Stumbled on this blog posting on The Bigpicture
The market hazards are simply put as as..
- • U.S. consumer spending dives. Perhaps the surest ticket to a bear market in stocks would be for Americans to close their wallets — either because they're spent out or because they're nervous about their finances or their job outlook.
This is so obvious that it might well be overlooked as a risk. Investors have no recent experience with a consumer-led recession. The last one was 17 years ago, in 1990. The 2001 recession, by contrast, was led by a plunge in business outlays.
• Corporate earnings shrink. Wall Street is fully expecting a slowdown in profit growth this year with a weaker domestic economy. But an outright decline in earnings might be a shock investors couldn't handle.
Bad news: The margin of safety is dwindling. Total operating earnings of the Standard & Poor's 500 companies are expected to rise a mere 4.3% this quarter from a year earlier, according to analyst estimates tracked by Thomson Financial. That would be less than half the pace of the fourth quarter and the slowest growth in nearly five years.
• The dollar's value tanks. The U.S. economy has been built on foreign money over the last two decades. Massive inflows of capital from overseas have been needed to cover the nation's trade and budget deficits. Other countries' saving underwrites our spending.
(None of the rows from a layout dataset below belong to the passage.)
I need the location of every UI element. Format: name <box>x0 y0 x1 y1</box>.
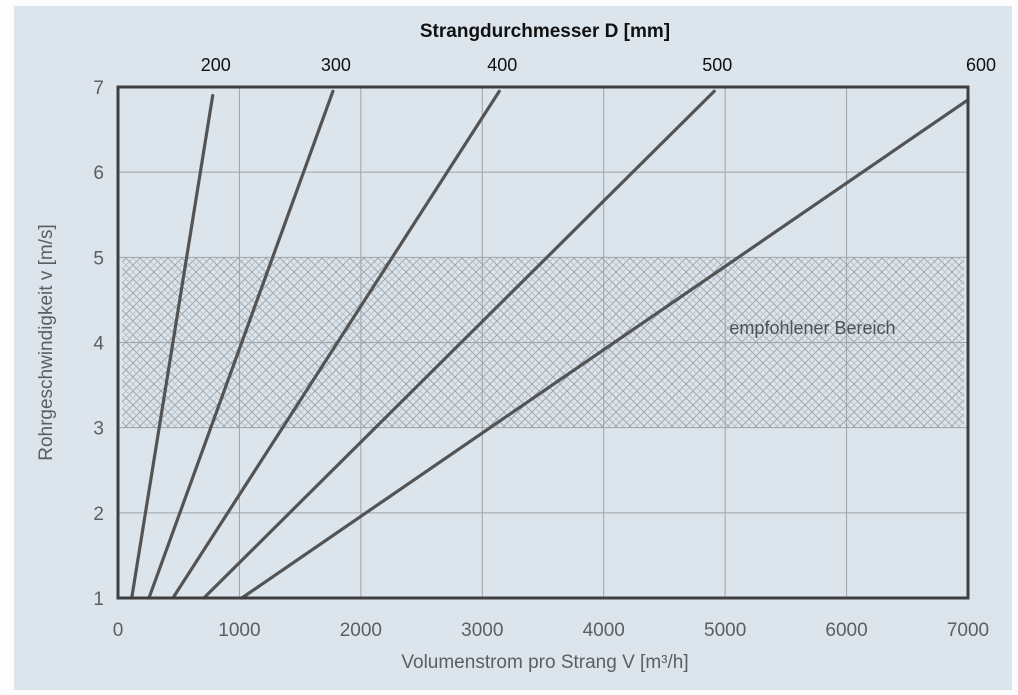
chart-svg: 0 1000 2000 3000 4000 5000 6000 7000 1 2 3 4 5 6 7 20… <box>36 21 996 673</box>
top-axis-title: Strangdurchmesser D [mm] <box>420 21 670 42</box>
grid <box>117 86 969 599</box>
x-tick-label: 2000 <box>340 620 382 641</box>
x-tick-label: 0 <box>113 620 124 641</box>
series-line-500 <box>202 89 716 600</box>
y-tick-label: 7 <box>93 78 104 99</box>
y-axis-title: Rohrgeschwindigkeit v [m/s] <box>36 224 57 461</box>
series-line-400 <box>171 89 501 600</box>
x-tick-label: 4000 <box>583 620 625 641</box>
top-label-400: 400 <box>487 55 517 75</box>
top-diameter-labels: 200 300 400 500 600 <box>201 55 996 75</box>
series-line-600 <box>240 98 970 600</box>
x-tick-label: 6000 <box>825 620 867 641</box>
chart: 0 1000 2000 3000 4000 5000 6000 7000 1 2 3 4 5 6 7 20… <box>14 6 1012 690</box>
x-tick-label: 5000 <box>704 620 746 641</box>
y-tick-label: 2 <box>93 504 104 525</box>
top-label-600: 600 <box>966 55 996 75</box>
y-tick-labels: 1 2 3 4 5 6 7 <box>93 78 104 610</box>
y-tick-label: 1 <box>93 589 104 610</box>
recommended-range-label: empfohlener Bereich <box>729 318 895 338</box>
x-tick-label: 3000 <box>461 620 503 641</box>
series-line-300 <box>147 89 335 600</box>
y-tick-label: 6 <box>93 163 104 184</box>
x-tick-label: 7000 <box>947 620 989 641</box>
x-tick-label: 1000 <box>218 620 260 641</box>
plot-frame <box>116 85 970 600</box>
top-label-300: 300 <box>321 55 351 75</box>
y-tick-label: 4 <box>93 334 104 355</box>
y-tick-label: 3 <box>93 419 104 440</box>
top-label-500: 500 <box>702 55 732 75</box>
series-line-200 <box>130 93 215 600</box>
y-tick-label: 5 <box>93 248 104 269</box>
top-label-200: 200 <box>201 55 231 75</box>
series-layer <box>130 89 970 600</box>
x-tick-labels: 0 1000 2000 3000 4000 5000 6000 7000 <box>113 620 989 641</box>
x-axis-title: Volumenstrom pro Strang V [m³/h] <box>401 652 688 673</box>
What would happen if foreigners lost their appetite for U.S. assets? Granted, that question has been asked so many times since 1990 that Wall Street is downright bored with it. Which means that a dollar crisis would be exactly the kind of thing to catch most investors by surprise. A fast slide in the buck could be a sign that the allure of U.S. investments is fading with foreigners.
Would you agree with what the LA Times author, Tom Petruno, has written?